The performance opens with H A S E R, choreographed by Syimah Sabtu and performed by Jonit On, Stephanie Rae Yoong and Syarifuddin Sahari. The lights go up to reveal Syarifuddin counting out loud in Malay – this counting goes on for a good five minutes while he crouches and moves along the ground near the back of the stage, as the lights (by Liu Yong Huay Faith) fade in very gradually.
The relationship between the three bodies on stage changes as the piece progresses. Sometimes each is in their own separate part of the stage, sometimes we see a duet plus solo configuration. The movement is slow and deliberate most of the time, each seeming to negotiate their own path. Until a brief point where all three performers meet and move in unison, before breaking away again into their separate trajectories. It reminds me of human relationships; complete agreement may not be possible or only partly achievable, but we can always still coexist.
I appreciate the close-ups on individual performers that the camera affords in this piece. However, something about it feels wanting, like watching it on a recorded platform does not do the piece justice. Perhaps the black costumes and generally dark stage lighting emphasise the barrier of the screen, making me feel distanced from the action, intense though the movements are.

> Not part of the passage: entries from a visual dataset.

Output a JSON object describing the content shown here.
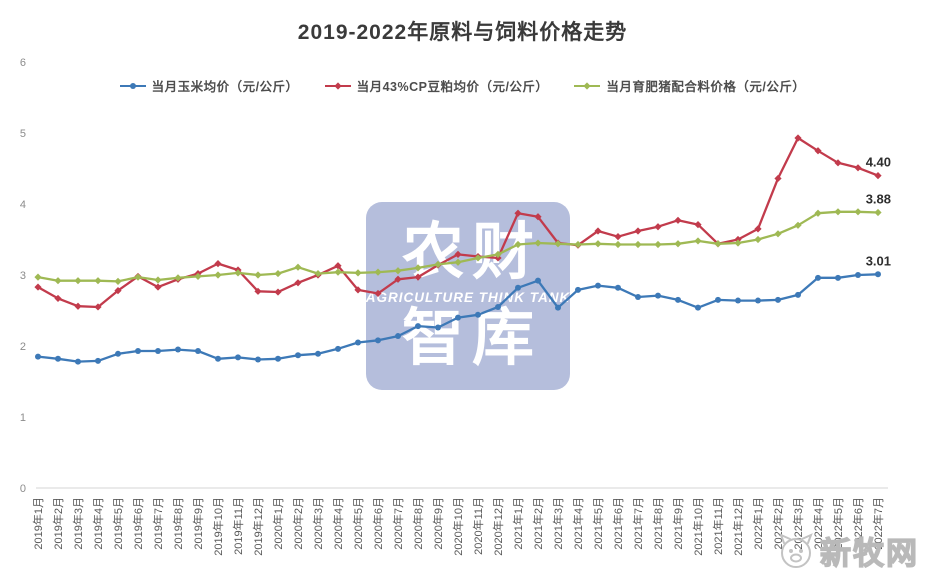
{
  "title": "2019-2022年原料与饲料价格走势",
  "watermark": {
    "line1": "农财",
    "line2": "AGRICULTURE  THINK  TANK",
    "line3": "智库"
  },
  "logo": {
    "text": "新牧网"
  },
  "chart_data": {
    "type": "line",
    "title": "2019-2022年原料与饲料价格走势",
    "xlabel": "",
    "ylabel": "",
    "ylim": [
      0,
      6
    ],
    "yticks": [
      0,
      1,
      2,
      3,
      4,
      5,
      6
    ],
    "grid": false,
    "legend_position": "top",
    "categories": [
      "2019年1月",
      "2019年2月",
      "2019年3月",
      "2019年4月",
      "2019年5月",
      "2019年6月",
      "2019年7月",
      "2019年8月",
      "2019年9月",
      "2019年10月",
      "2019年11月",
      "2019年12月",
      "2020年1月",
      "2020年2月",
      "2020年3月",
      "2020年4月",
      "2020年5月",
      "2020年6月",
      "2020年7月",
      "2020年8月",
      "2020年9月",
      "2020年10月",
      "2020年11月",
      "2020年12月",
      "2021年1月",
      "2021年2月",
      "2021年3月",
      "2021年4月",
      "2021年5月",
      "2021年6月",
      "2021年7月",
      "2021年8月",
      "2021年9月",
      "2021年10月",
      "2021年11月",
      "2021年12月",
      "2022年1月",
      "2022年2月",
      "2022年3月",
      "2022年4月",
      "2022年5月",
      "2022年6月",
      "2022年7月"
    ],
    "series": [
      {
        "name": "当月玉米均价（元/公斤）",
        "color": "#3d79b7",
        "marker": "circle",
        "end_label": "3.01",
        "values": [
          1.85,
          1.82,
          1.78,
          1.79,
          1.89,
          1.93,
          1.93,
          1.95,
          1.93,
          1.82,
          1.84,
          1.81,
          1.82,
          1.87,
          1.89,
          1.96,
          2.05,
          2.08,
          2.14,
          2.28,
          2.26,
          2.4,
          2.44,
          2.55,
          2.82,
          2.92,
          2.54,
          2.79,
          2.85,
          2.82,
          2.69,
          2.71,
          2.65,
          2.54,
          2.65,
          2.64,
          2.64,
          2.65,
          2.72,
          2.96,
          2.96,
          3.0,
          3.01
        ]
      },
      {
        "name": "当月43%CP豆粕均价（元/公斤）",
        "color": "#c23b4c",
        "marker": "diamond",
        "end_label": "4.40",
        "values": [
          2.83,
          2.67,
          2.56,
          2.55,
          2.78,
          2.98,
          2.83,
          2.94,
          3.02,
          3.16,
          3.07,
          2.77,
          2.76,
          2.89,
          3.0,
          3.13,
          2.79,
          2.74,
          2.94,
          2.97,
          3.14,
          3.29,
          3.26,
          3.24,
          3.87,
          3.82,
          3.45,
          3.42,
          3.62,
          3.54,
          3.62,
          3.68,
          3.77,
          3.71,
          3.44,
          3.5,
          3.65,
          4.36,
          4.93,
          4.75,
          4.58,
          4.51,
          4.4
        ]
      },
      {
        "name": "当月育肥猪配合料价格（元/公斤）",
        "color": "#9fb954",
        "marker": "diamond",
        "end_label": "3.88",
        "values": [
          2.97,
          2.92,
          2.92,
          2.92,
          2.91,
          2.97,
          2.93,
          2.96,
          2.98,
          3.0,
          3.03,
          3.0,
          3.02,
          3.11,
          3.02,
          3.04,
          3.03,
          3.04,
          3.06,
          3.1,
          3.15,
          3.18,
          3.24,
          3.29,
          3.43,
          3.45,
          3.44,
          3.43,
          3.44,
          3.43,
          3.43,
          3.43,
          3.44,
          3.48,
          3.44,
          3.45,
          3.5,
          3.58,
          3.7,
          3.87,
          3.89,
          3.89,
          3.88
        ]
      }
    ]
  }
}
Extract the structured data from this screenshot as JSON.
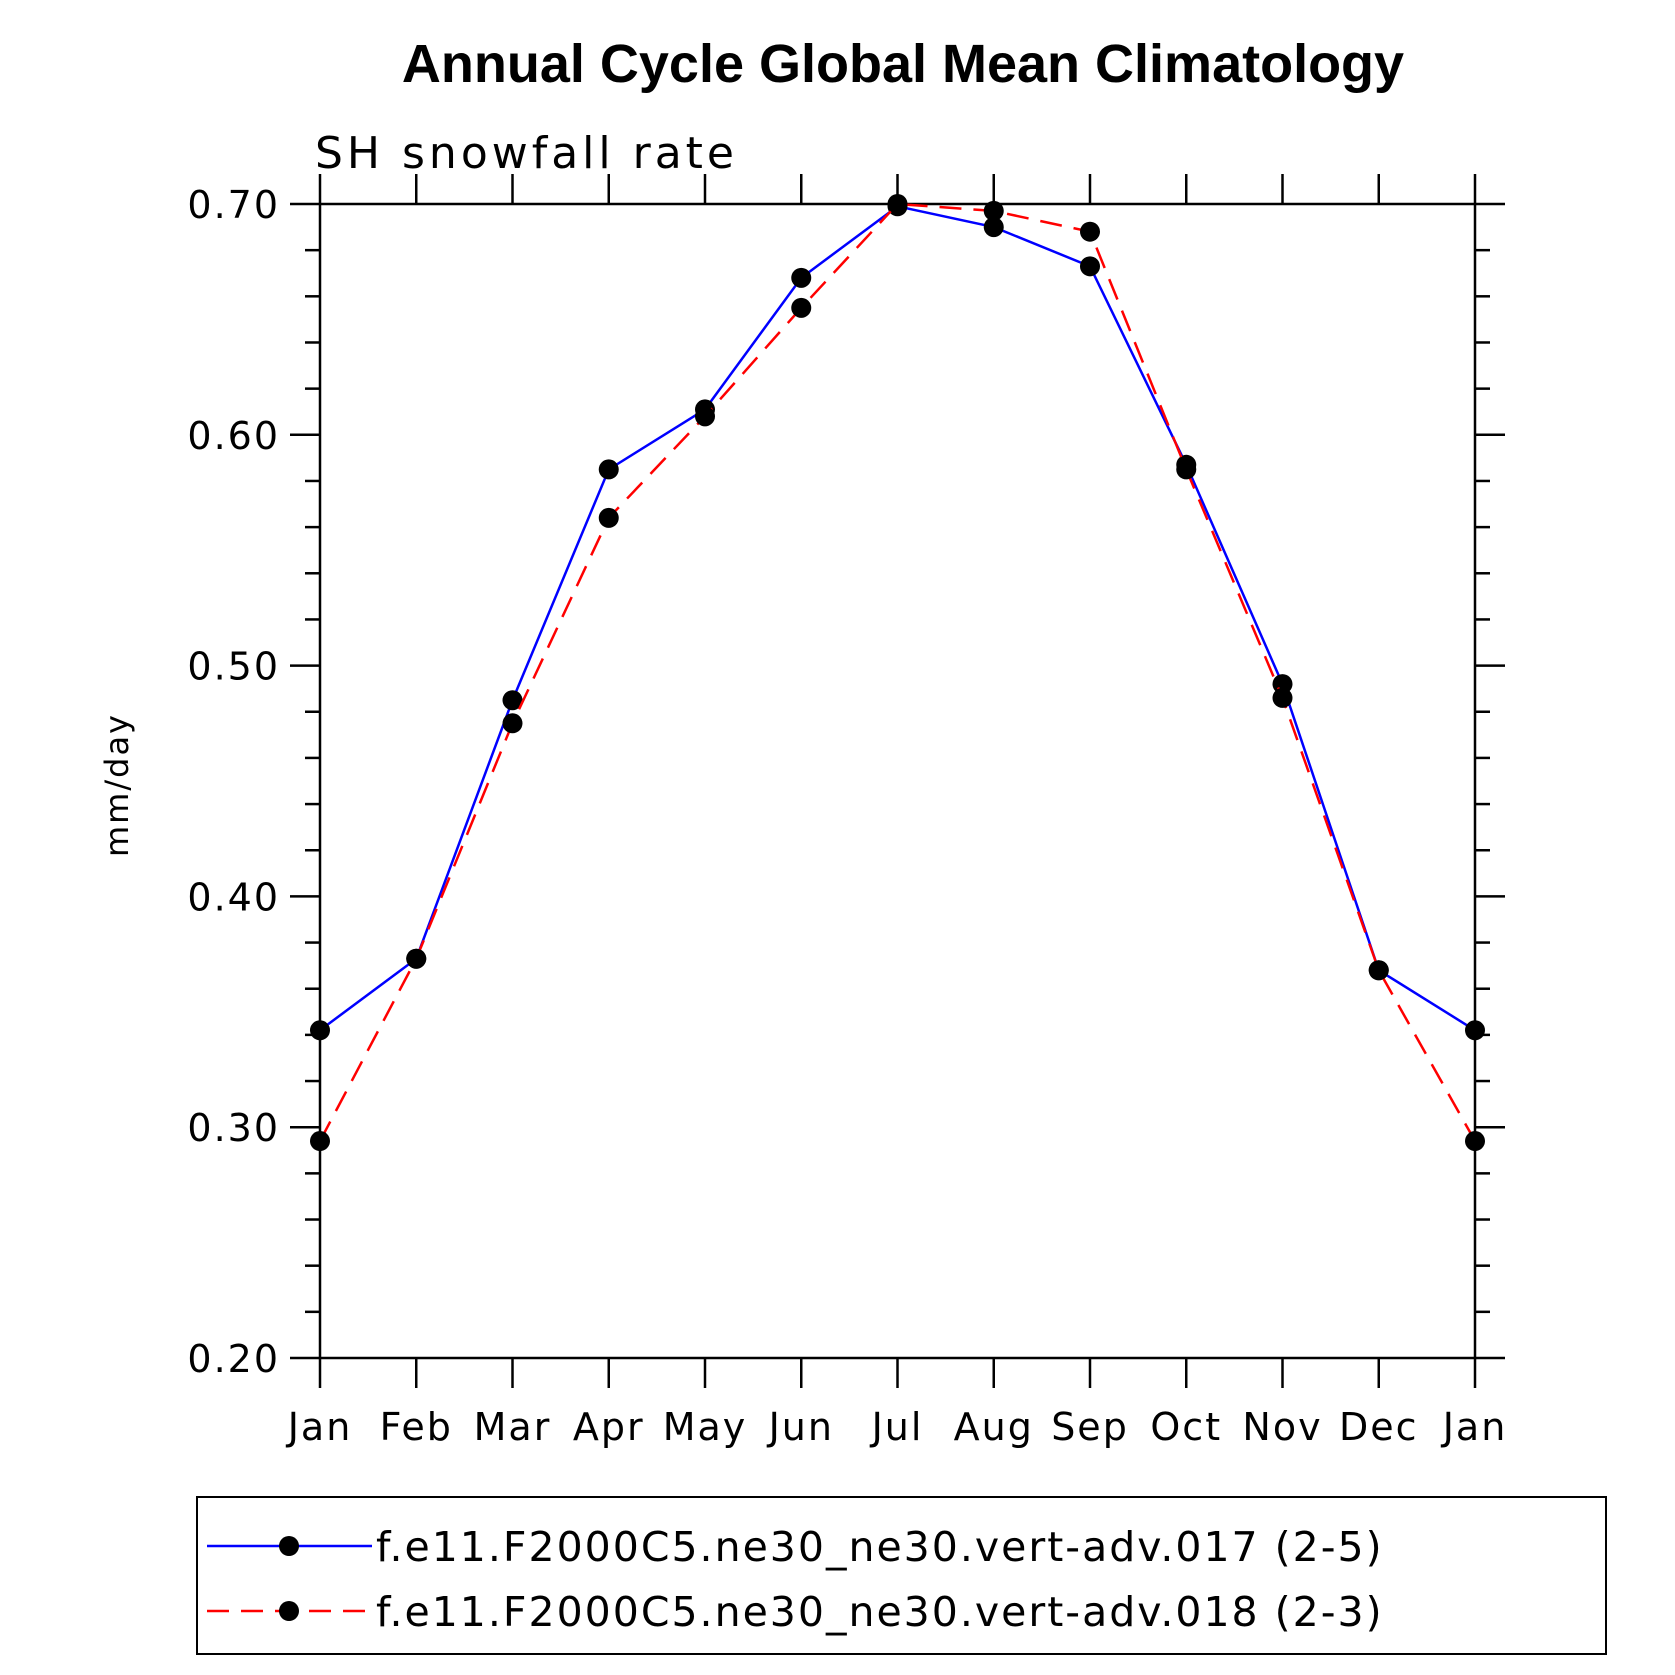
{
  "chart_data": {
    "type": "line",
    "title": "Annual Cycle Global Mean Climatology",
    "subtitle": "SH snowfall rate",
    "xlabel": "",
    "ylabel": "mm/day",
    "ylim": [
      0.2,
      0.7
    ],
    "y_ticks": [
      "0.20",
      "0.30",
      "0.40",
      "0.50",
      "0.60",
      "0.70"
    ],
    "y_minor_step": 0.02,
    "categories": [
      "Jan",
      "Feb",
      "Mar",
      "Apr",
      "May",
      "Jun",
      "Jul",
      "Aug",
      "Sep",
      "Oct",
      "Nov",
      "Dec",
      "Jan"
    ],
    "grid": false,
    "legend_position": "bottom",
    "series": [
      {
        "name": "f.e11.F2000C5.ne30_ne30.vert-adv.017 (2-5)",
        "color": "#0000ff",
        "line_style": "solid",
        "marker": "filled-circle",
        "values": [
          0.342,
          0.373,
          0.485,
          0.585,
          0.611,
          0.668,
          0.699,
          0.69,
          0.673,
          0.587,
          0.492,
          0.368,
          0.342
        ]
      },
      {
        "name": "f.e11.F2000C5.ne30_ne30.vert-adv.018 (2-3)",
        "color": "#ff0000",
        "line_style": "dashed",
        "marker": "filled-circle",
        "values": [
          0.294,
          0.373,
          0.475,
          0.564,
          0.608,
          0.655,
          0.7,
          0.697,
          0.688,
          0.585,
          0.486,
          0.368,
          0.294
        ]
      }
    ]
  }
}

A Time within Time, by Adele Goh and Kwon Hyuk (South Korea), opens beautifully with the recorded footage of Hyuk projected on the back wall and Goh performing in the venue. What we see in the projection and on the stage are an almost perfect mirror-image, with a deliberately focused corridor of light on stage appearing to “continue” into the projected image.
I struggle to find the words to describe the experience of this work properly – throughout the piece, Hyuk’s pre-recorded video plays on the back wall, while Goh performs on the stage, and all this has been recorded for us, the audience watching on our own screens. There are three layers of mediation, something that my mind has difficulty grappling with. Nevertheless, thought has clearly been put into the re-working of the performance for a recorded version, which makes the work particularly enjoyable.
It feels like the two performers are really in the same space, and the screen is merely an extension of the stage space occupied by Goh. The camera angles play no small part in achieving this. For example, at times we see a view from a high angle, likely taken from the balcony of the Esplanade Annexe, which gives the Escher-esque effect of blurring the line between the projection and the stage.
Both performers move almost continuously throughout the piece, in flowing, curvy sweeps and twists, to tinkling piano music. I leave with a sense of optimism and journeying – a very pleasant, energising 20 minutes spent with the work.
Co.Lab.Asians was presented digitally on SISTIC Live from 18 – 31 Jul 2021. Due to tightened safe management measures announced on 4 May, the live performances of Co.Lab.Asians on 3 & 4 Jul were cancelled.